Rob Kinley, a scientist at Australia’s Commonwealth Scientific and Industrial Research Organisation and James Cook University, is conducting the first trial of seaweed feed in live cattle to reduce methane emissions.

He is originally from Canada, where the technology was first investigated after livestock accidentally grazed seaweed blown into their field by a storm.

Kinley and other researchers have established that the tropical seaweed Asparagopsis taxiformis cuts emissions of the notorious greenhouse gas from cattle rumen fully in lab experiments, and by up to 80% in live sheep.

“My concern now is formulating the feed,” Kinley told the Irish Farmers Journal.

“We want it to be in the feed mix without the animals knowing it’s there.”

This involves reducing salt levels to increase palatability.

Kinley is currently giving beef cattle 2% seaweed in a feedlot-style diet. His research is partly funded by Meat and Livestock Australia. The results could help the industry meet its climate change obligations.

High cost

At this experimental stage, Kinley acknowledges the high cost of sourcing the seaweed.

“We have scuba divers and workers on a barge spreading and freezing it. There is no commercial source for it.”

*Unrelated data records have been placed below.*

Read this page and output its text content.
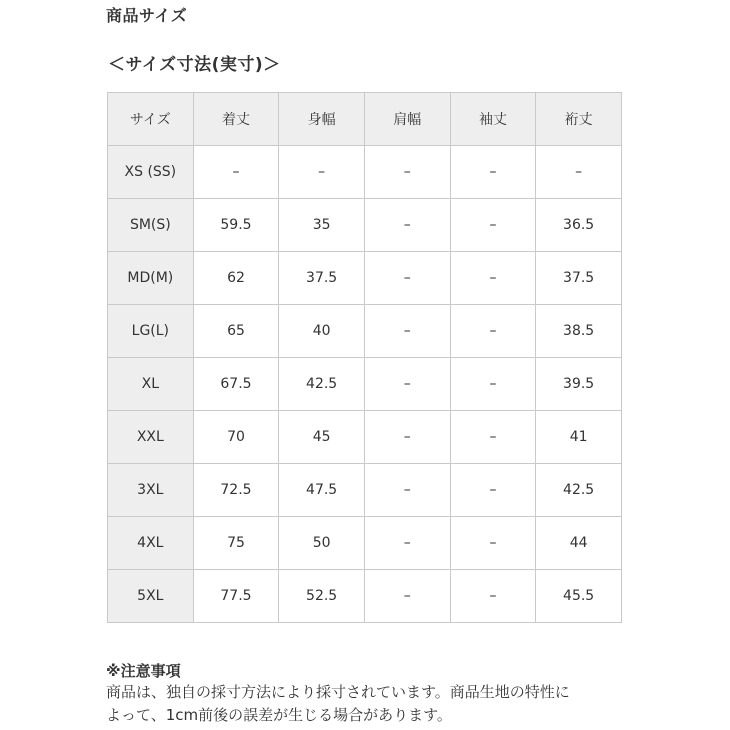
商品サイズ
＜サイズ寸法(実寸)＞
サイズ	着丈	身幅	肩幅	袖丈	裄丈
XS (SS)	–	–	–	–	–
SM(S)	59.5	35	–	–	36.5
MD(M)	62	37.5	–	–	37.5
LG(L)	65	40	–	–	38.5
XL	67.5	42.5	–	–	39.5
XXL	70	45	–	–	41
3XL	72.5	47.5	–	–	42.5
4XL	75	50	–	–	44
5XL	77.5	52.5	–	–	45.5
※注意事項
商品は、独自の採寸方法により採寸されています。商品生地の特性に
よって、1cm前後の誤差が生じる場合があります。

Kinley needs more supply if he is to move on to the next phase of his research – trials in dairy cattle. “It takes three times as much,” he said. “Give us another year.”

Another challenge would be to deliver the seaweed to cattle when they are at grass.

“If they’re out in the paddock, it won’t be easy to see how much they eat or if they eat at all,” Kinley said, adding that attempts with lick buckets had proved unsuccessful.

Teagasc’s lead researcher on gas emissions, Gary Lanigan, said Kinley’s research “looks promising”.

“The bromine in the algae mixes with carbon and hydrogen in the rumen to create bromoform. This acts as an enzyme inhibitor. We’ve known for some time that chloroform inhibits methane and bromofrom is very similar,” he explained.

Lanigan, too, raised the seaweed supply issue.

“The Australians figured that for the 29m ruminants they have, you’d need 5,000ha of the stuff,” he told the Irish Farmers Journal.

As for delivery to livestock, he added: “You could introduce this into grazing systems, during milking or introduce it into feed troughs.”